Hacker News new | ask | show | jobs
by smallnamespace 3613 days ago
> I could trust that if parsing succeeded, then I had a guarantee of a populated data structure

Using required fields have actually bit Google more than once and were increasingly being considered harmful.

A canonical example is that you add a required field, and then update binaryA in production (which receives messages from binaryB), which immediately crashes or errors out because the new field is missing.

So practically speaking, you can never add required fields to any message where you can't guarantee binary version syncing amongst all instances of the message-dependent services. At scale, this is essentially operationally impossible.

And if you're not running an RPC-based service architecture, then why are you using protos anyway?

2 comments

> A canonical example is that you add a required field ...

Yeah. Don't do that without versioning your protocol. It's even less difficult to handle than maintaining API/ABI compatibility in a library.

> So practically speaking, you can never add required fields to any message where you can't guarantee binary version syncing amongst all instances of the message-dependent services.

Sure you can. If you version things at the protocol or per-request level, you can negotiate protocol conformance just fine.

Having a message type defined as "Message_V1" OR "Message_V2" is still simpler than having "any or none of the fields from any iteration of the message definition, where consistency is solely defined in terms of the field/message validation code you write in every protocol consumer".

> And if you're not running an RPC-based service architecture, then why are you using protos anyway?

It's a very serviceable compact serialization mechanism for at-rest data.

> Yeah. Don't do that without versioning your protocol. It's even less difficult to handle than maintaining API/ABI compatibility in a library.

Actually, the whole point of that was so you don't have to version your protocol. Protocol versioning actually tends to make code maintenance a pain in the posterior, and working through old data really annoying. Instead, you do optional fields.

If you don't want that, go ahead and just write raw bytes and don't bother with the serialization layer.

> Having a message type defined as "Message_V1" OR "Message_V2" is still simpler than having "any or none of the fields from any iteration of the message definition, where consistency is solely defined in terms of the field/message validation code you write in every protocol consumer".

But you don't have to do either. It seems like you aren't familiar with the use of protocol buffers. You just define optional fields with a reasonable default, and magically all the old protobufs get that default value.

> If you don't want that, go ahead and just write raw bytes and don't bother with the serialization layer.

Or just keep using protobuf2, 'cause it's been working great for us for ~6 years.

> But you don't have to do either.

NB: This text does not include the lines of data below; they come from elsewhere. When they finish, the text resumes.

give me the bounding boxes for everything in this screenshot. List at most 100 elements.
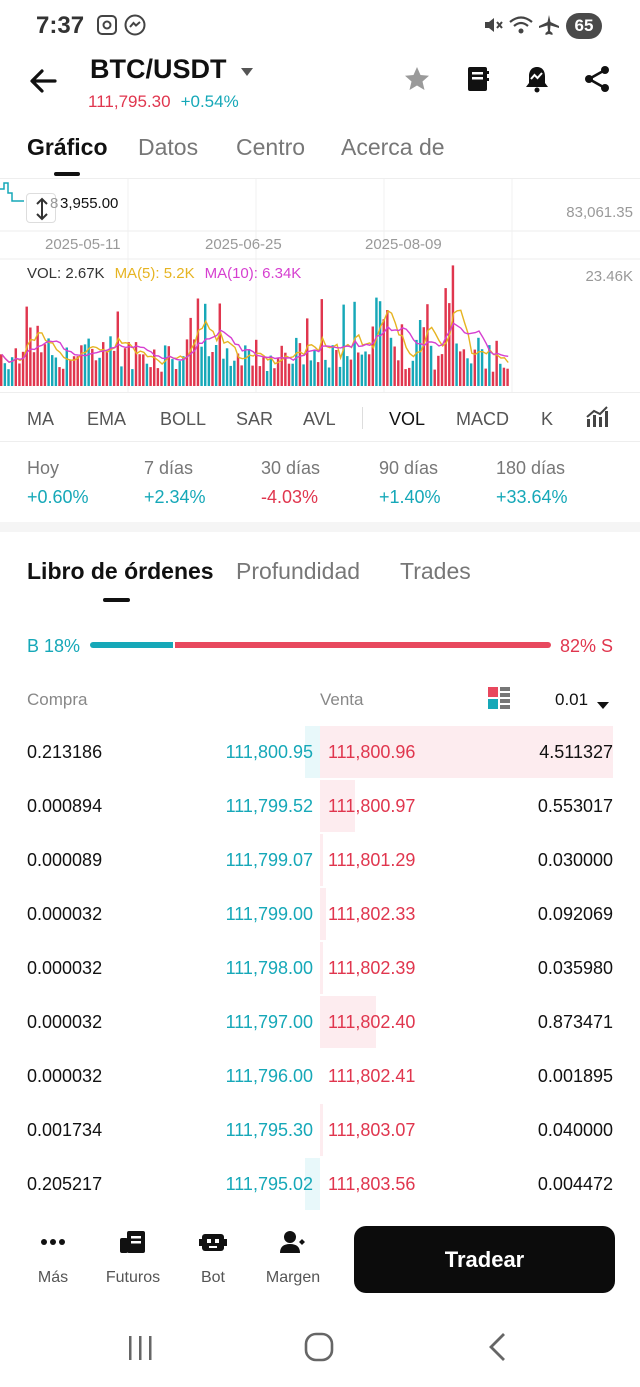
chart-svg (0, 179, 640, 393)
bid-price: 111,800.95 (225, 742, 313, 762)
bid-price: 111,795.30 (225, 1120, 313, 1140)
tab-acerca[interactable]: Acerca de (341, 134, 445, 160)
volume-bar (499, 363, 502, 386)
volume-bar (255, 339, 258, 386)
volume-bar (491, 371, 495, 386)
volume-bar (346, 356, 349, 386)
volume-bar (207, 356, 211, 386)
tab-grafico[interactable]: Gráfico (27, 134, 108, 160)
volume-bar (18, 363, 21, 386)
chart-date-1: 2025-05-11 (45, 236, 121, 253)
ma5-value: MA(5): 5.2K (114, 265, 195, 282)
ask-depth-bar (320, 834, 323, 886)
volume-bar (502, 367, 506, 386)
volume-bar (389, 337, 393, 386)
share-icon[interactable] (582, 64, 612, 99)
layout-toggle-icon[interactable] (487, 686, 511, 715)
order-book-row[interactable]: 0.000032 111,799.00 111,802.33 0.092069 (0, 888, 640, 942)
indicator-boll[interactable]: BOLL (160, 409, 207, 429)
volume-bar (262, 357, 265, 386)
volume-bar (327, 367, 331, 386)
volume-bar (102, 342, 105, 386)
indicator-vol[interactable]: VOL (389, 409, 426, 429)
volume-bar (153, 349, 156, 386)
indicator-sar[interactable]: SAR (236, 409, 274, 429)
nav-futures[interactable]: Futuros (93, 1230, 173, 1287)
system-back-icon[interactable] (486, 1332, 510, 1367)
back-button[interactable] (28, 66, 58, 101)
nav-bot[interactable]: Bot (173, 1230, 253, 1287)
book-tab-underline (103, 598, 130, 602)
order-book-row[interactable]: 0.000032 111,798.00 111,802.39 0.035980 (0, 942, 640, 996)
order-book-row[interactable]: 0.000032 111,797.00 111,802.40 0.873471 (0, 996, 640, 1050)
volume-bar (94, 360, 98, 386)
indicator-avl[interactable]: AVL (303, 409, 336, 429)
ratio-sell-fill (174, 642, 551, 648)
tab-underline (54, 172, 80, 176)
chart-date-2: 2025-06-25 (205, 236, 282, 253)
volume-bar (298, 343, 302, 386)
bid-quantity: 0.000089 (27, 850, 103, 870)
volume-bar (40, 352, 43, 386)
bid-price: 111,798.00 (225, 958, 313, 978)
volume-bar (156, 368, 160, 386)
last-price: 111,795.30 (88, 92, 171, 111)
order-book-row[interactable]: 0.000894 111,799.52 111,800.97 0.553017 (0, 780, 640, 834)
volume-bar (506, 368, 509, 386)
trade-button[interactable]: Tradear (354, 1226, 615, 1293)
volume-bar (455, 343, 458, 386)
recent-apps-icon[interactable] (126, 1334, 154, 1367)
indicator-macd[interactable]: MACD (456, 409, 509, 429)
caret-down-icon[interactable] (240, 64, 254, 82)
volume-bar (273, 368, 276, 386)
book-tabs: Libro de órdenes Profundidad Trades (0, 552, 640, 608)
precision-selector[interactable]: 0.01 (555, 690, 589, 709)
crosshair-drag-handle[interactable] (26, 193, 56, 223)
pair-selector[interactable]: BTC/USDT (90, 54, 227, 84)
volume-bar (204, 303, 207, 386)
precision-caret-icon[interactable] (597, 695, 609, 715)
volume-bar (225, 348, 229, 386)
tab-centro[interactable]: Centro (236, 134, 306, 160)
indicator-k[interactable]: K (541, 409, 554, 429)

It seems like you aren't familiar with the use of protocol buffers.

I've written my own protobuf compiler. I'm familiar.

> You just define optional fields with a reasonable default, and magically all the old protobufs get that default value.

That only works up until there's no "reasonable default".

> Or just keep using protobuf2, 'cause it's been working great for us for ~6 years.

Oh sure, I wouldn't change practices, but I'd certain question why that practice had been put in place.

> That only works up until there's no "reasonable default".

If there is no reasonable default, I'd be even more wary about making it a required field.

> It's a very serviceable compact serialization mechanism for at-rest data.

That's fair, but then you run into the same issue -- adding required a field requires updating your entire store.

Depending on your store, that can range from onerous to outright impossible.

> Don't do that without versioning your protocol

I think it depends on your needs, but I think for most users, explicit versioning of messages is overkill and is just a more heavy way of encoding the same logic (e.g. I saw an older message, I will implicitly upgrade it by filling in these new fields, vs. just looking for the optional field that I just added)

For many applications, binary version sync is easy. In those cases, it does add unnecessary complexity.
Sure, if you can guarantee that your app will always be in that environment.

Otherwise, you run the risk of having to redo all your protos (+ downtime) if/when your app needs to scale up. I'm not sure whether that's worth avoiding some proto validation logic in the client code.

From https://developers.google.com/protocol-buffers/docs/proto#si...:

> Required Is Forever

> You should be very careful about marking fields as `required`. If at some point you wish to stop writing or sending a required field, it will be problematic to change the field to an optional field – old readers will consider messages without this field to be incomplete and may reject or drop them unintentionally. You should consider writing application-specific custom validation routines for your buffers instead. Some engineers at Google have come to the conclusion that using `required` does more harm than good; they prefer to use only `optional` and `repeated`. However, this view is not universal.